Smith points out what everyone knows: what the Supreme Court does in its church-and-state cases, and personal autonomy cases, is not legal reasoning in any serious sense. Rather, what the Court imagines it is doing is conciliating the parties, which in these cases represent cultural and religious factions of the American people. This is the sort of thing that trial judges do routinely; that's why most civil cases are settled. It's also not unknown for appellate courts to shape legal principles so as to give least offense to all concerned. The problem is that so many of the issues that the Court decides involve moral principles about which there is no consensus, or at least not among the sort of people who read Supreme Court decisions. So, the Court has fallen into the habit, never articulated as a principle, of striking down laws on the basis of "bad motive."

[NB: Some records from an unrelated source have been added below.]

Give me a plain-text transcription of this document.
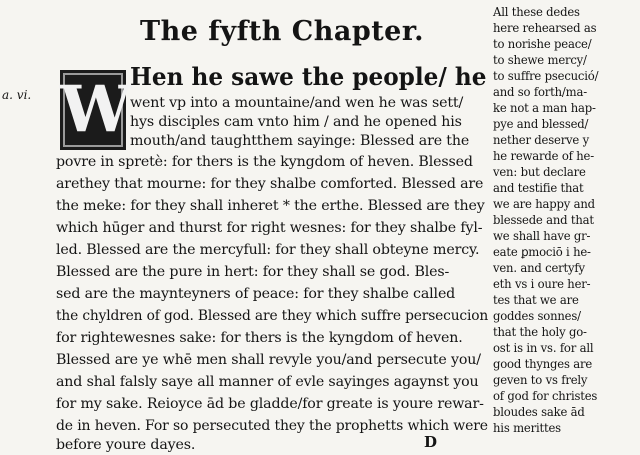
The fyfth Chapter.
a. vi. W
Hen he sawe the people/ he
went vp into a mountaine/and wen he was sett/
hys disciples cam vnto him / and he opened his
mouth/and taughtthem sayinge: Blessed are the
povre in spretè: for thers is the kyngdom of heven. Blessed
arethey that mourne: for they shalbe comforted. Blessed are
the meke: for they shall inheret * the erthe. Blessed are they
which hūger and thurst for right wesnes: for they shalbe fyl-
led. Blessed are the mercyfull: for they shall obteyne mercy.
Blessed are the pure in hert: for they shall se god. Bles-
sed are the maynteyners of peace: for they shalbe called
the chyldren of god. Blessed are they which suffre persecucion
for rightewesnes sake: for thers is the kyngdom of heven.
Blessed are ye whē men shall revyle you/and persecute you/
and shal falsly saye all manner of evle sayinges agaynst you
for my sake. Reioyce ād be gladde/for greate is youre rewar-
de in heven. For so persecuted they the prophetts which were
before youre dayes.
All these dedes
here rehearsed as
to norishe peace/
to shewe mercy/
to suffre psecució/
and so forth/ma-
ke not a man hap-
pye and blessed/
nether deserve y
he rewarde of he-
ven: but declare
and testifie that
we are happy and
blessede and that
we shall have gr-
eate ꝑmociō i he-
ven. and certyfy
eth vs i oure her-
tes that we are
goddes sonnes/
that the holy go-
ost is in vs. for all
good thynges are
geven to vs frely
of god for christes
bloudes sake ād
his merittes
D
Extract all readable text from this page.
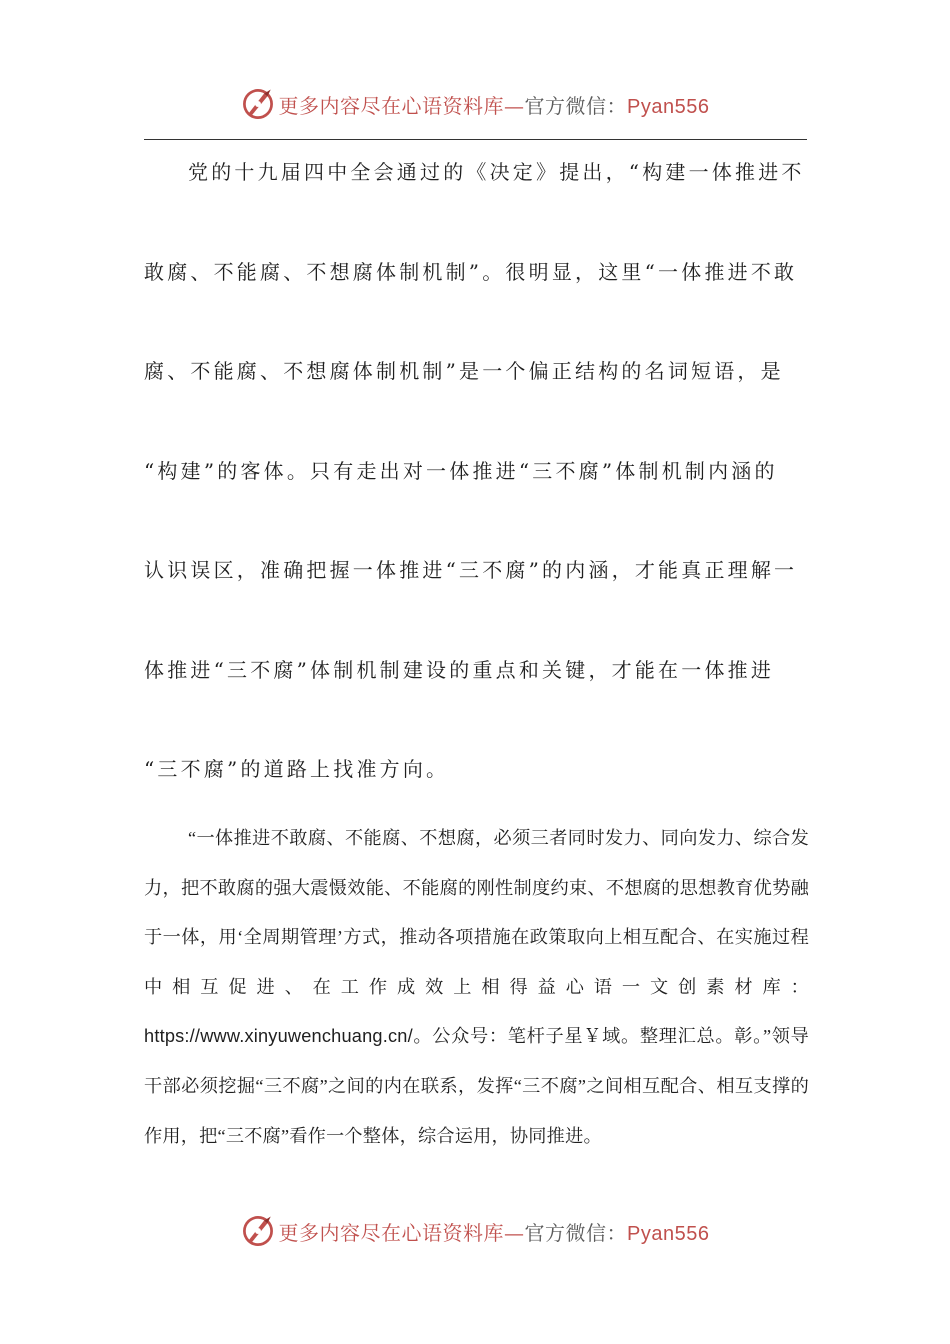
更多内容尽在心语资料库—官方微信：Pyan556
党的十九届四中全会通过的《决定》提出，“构建一体推进不
敢腐、不能腐、不想腐体制机制”。很明显，这里“一体推进不敢
腐、不能腐、不想腐体制机制”是一个偏正结构的名词短语，是
“构建”的客体。只有走出对一体推进“三不腐”体制机制内涵的
认识误区，准确把握一体推进“三不腐”的内涵，才能真正理解一
体推进“三不腐”体制机制建设的重点和关键，才能在一体推进
“三不腐”的道路上找准方向。

“一体推进不敢腐、不能腐、不想腐，必须三者同时发力、同向发力、综合发力，把不敢腐的强大震慑效能、不能腐的刚性制度约束、不想腐的思想教育优势融于一体，用‘全周期管理’方式，推动各项措施在政策取向上相互配合、在实施过程中相互促进、在工作成效上相得益心语一文创素材库：https://www.xinyuwenchuang.cn/。公众号：笔杆子星￥域。整理汇总。彰。”领导干部必须挖掘“三不腐”之间的内在联系，发挥“三不腐”之间相互配合、相互支撑的作用，把“三不腐”看作一个整体，综合运用，协同推进。

更多内容尽在心语资料库—官方微信：Pyan556
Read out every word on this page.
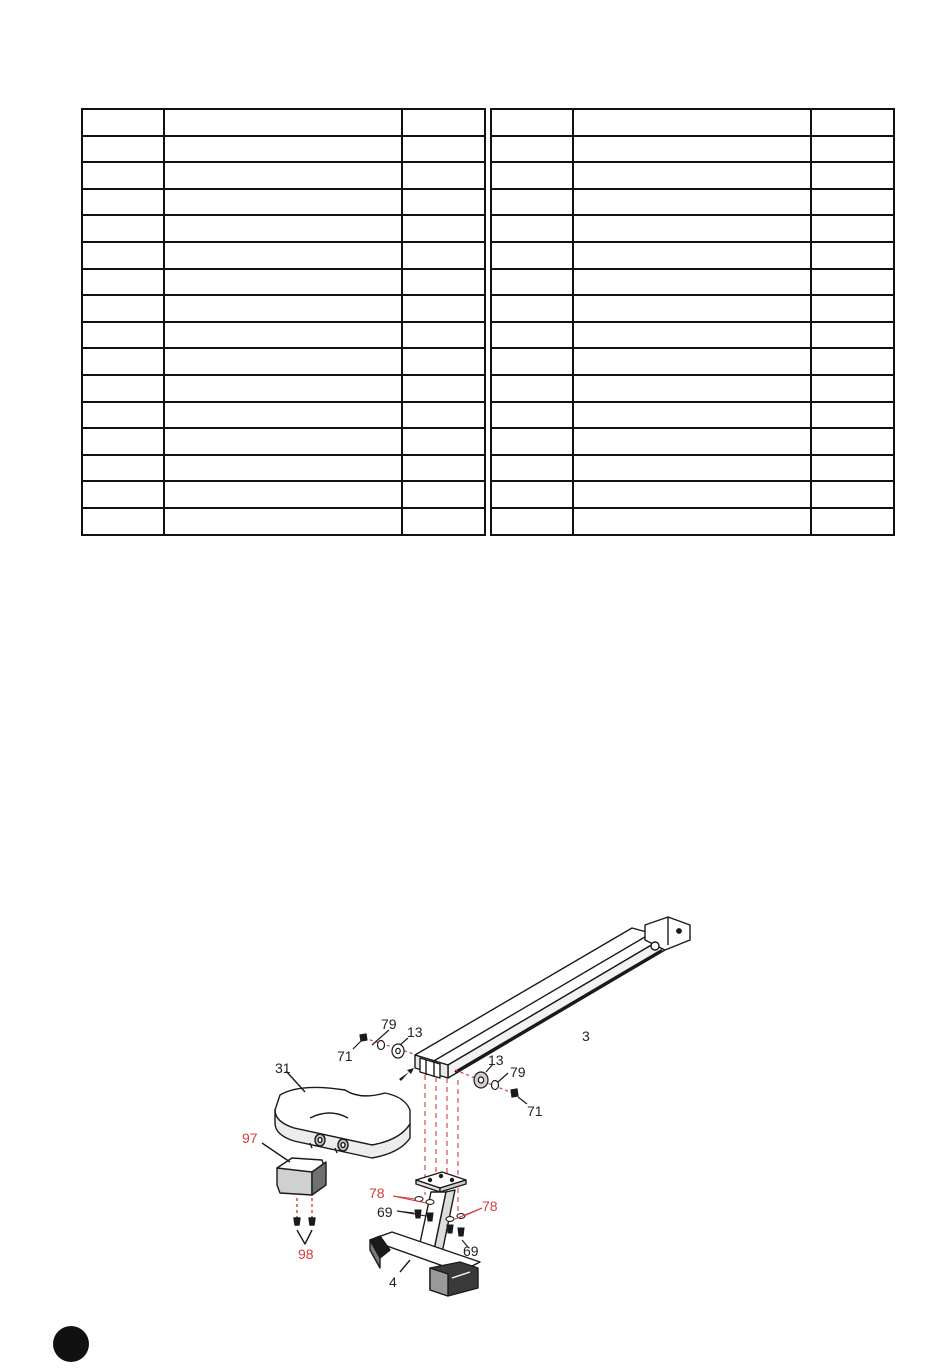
3
4
31
97
98
71
79 13
13
79
71
78
78
69
69
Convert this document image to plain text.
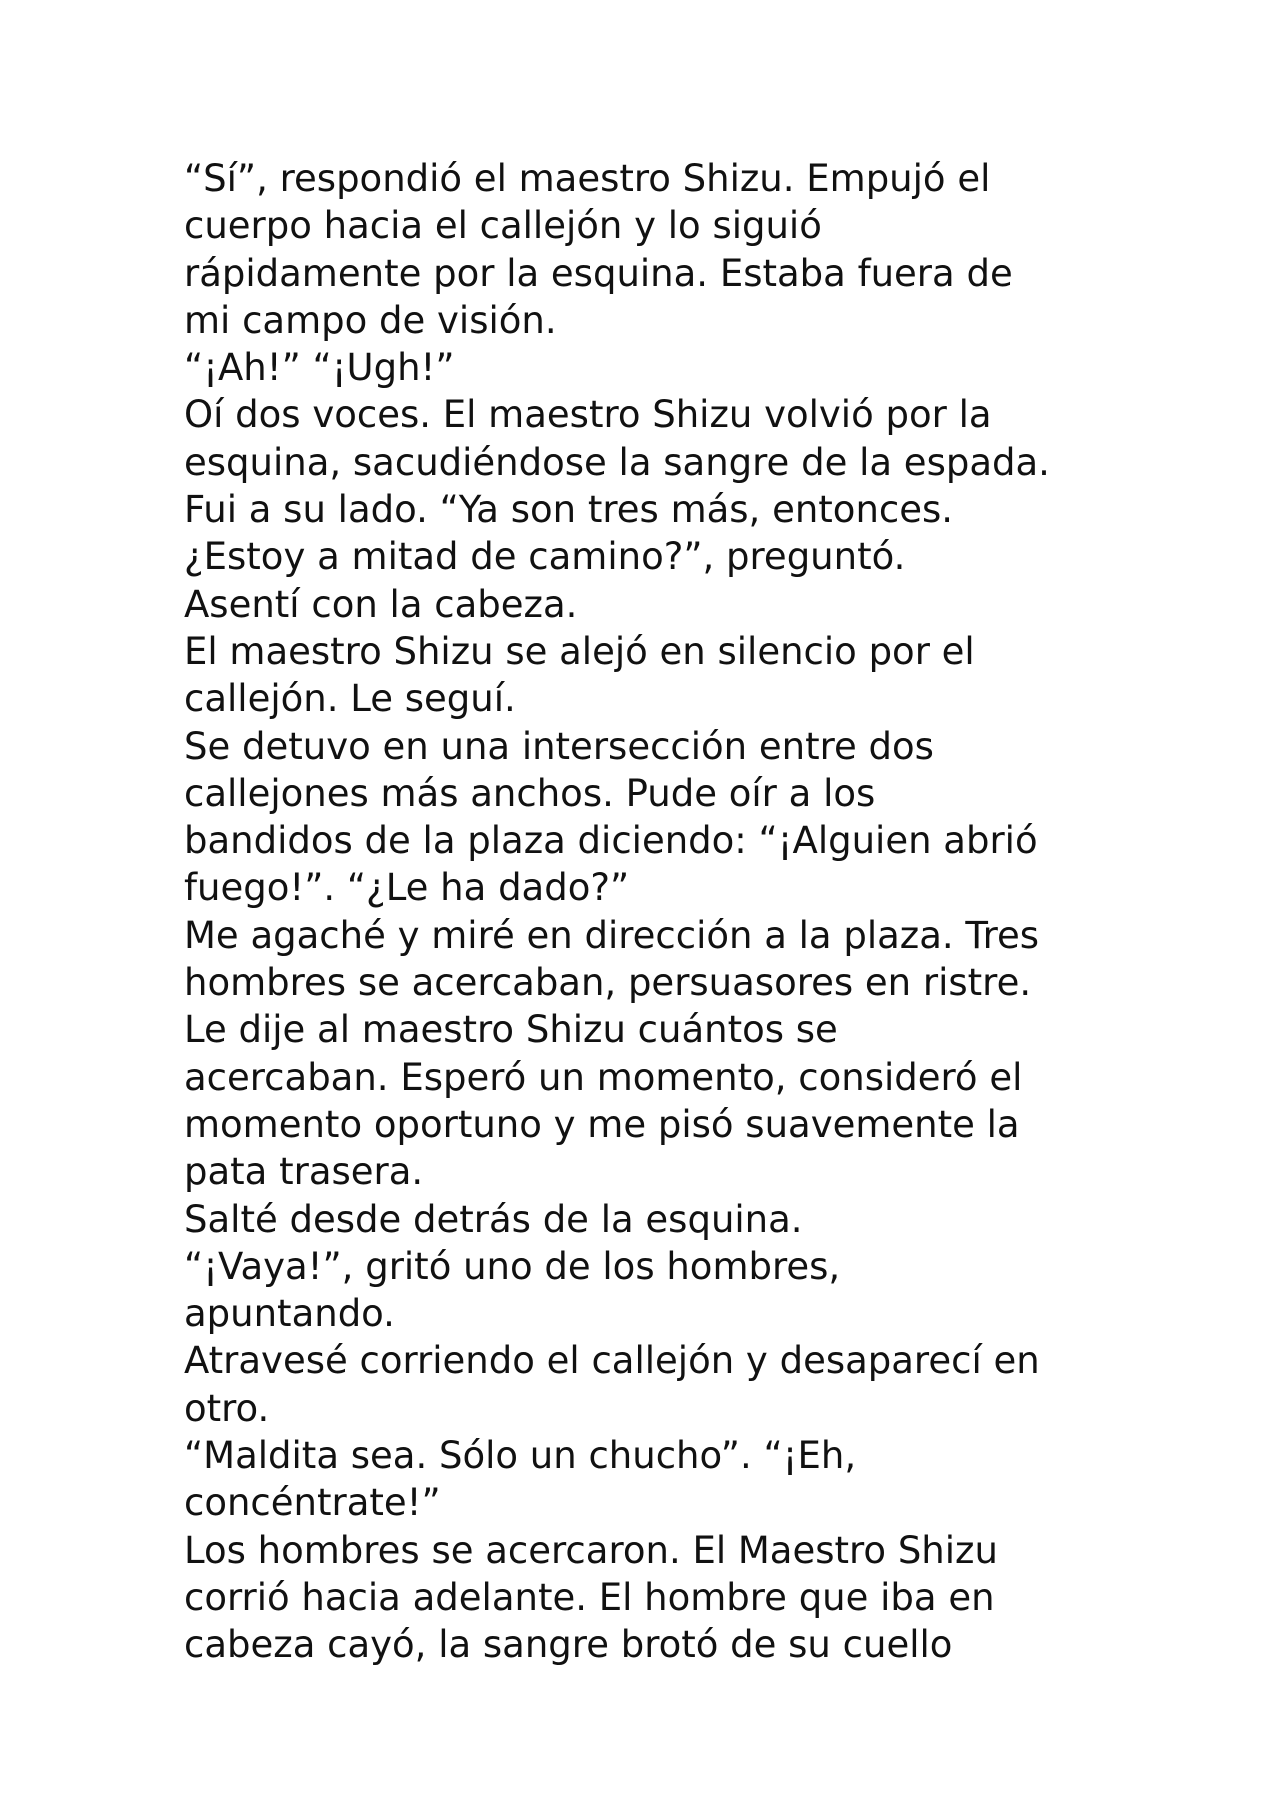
“Sí”, respondió el maestro Shizu. Empujó el
cuerpo hacia el callejón y lo siguió
rápidamente por la esquina. Estaba fuera de
mi campo de visión.
“¡Ah!” “¡Ugh!”
Oí dos voces. El maestro Shizu volvió por la
esquina, sacudiéndose la sangre de la espada.
Fui a su lado. “Ya son tres más, entonces.
¿Estoy a mitad de camino?”, preguntó.
Asentí con la cabeza.
El maestro Shizu se alejó en silencio por el
callejón. Le seguí.
Se detuvo en una intersección entre dos
callejones más anchos. Pude oír a los
bandidos de la plaza diciendo: “¡Alguien abrió
fuego!”. “¿Le ha dado?”
Me agaché y miré en dirección a la plaza. Tres
hombres se acercaban, persuasores en ristre.
Le dije al maestro Shizu cuántos se
acercaban. Esperó un momento, consideró el
momento oportuno y me pisó suavemente la
pata trasera.
Salté desde detrás de la esquina.
“¡Vaya!”, gritó uno de los hombres,
apuntando.
Atravesé corriendo el callejón y desaparecí en
otro.
“Maldita sea. Sólo un chucho”. “¡Eh,
concéntrate!”
Los hombres se acercaron. El Maestro Shizu
corrió hacia adelante. El hombre que iba en
cabeza cayó, la sangre brotó de su cuello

This leads to odd results. The Court has allowed quite extensive subsidies for charitable religious institutions, which obviously redound to the public credit of the institutions involved, but it strikes down even the most minor law that seems intended to give public endorsement of a theological proposition. There are in fact plausible moral and medical reasons for government disfavor of homosexual activity, but the Court's retreat from principle allows it to see nothing in such disfavor but "hatred" of a minority.
The real irony is that this method actually precludes real reconciliation. The Court's decisions tend to blacken the motives of the losing parties; their actual arguments are increasingly not even considered. The Court is becoming like a shout-show on cable news, where the host hurls character assassination at the guests.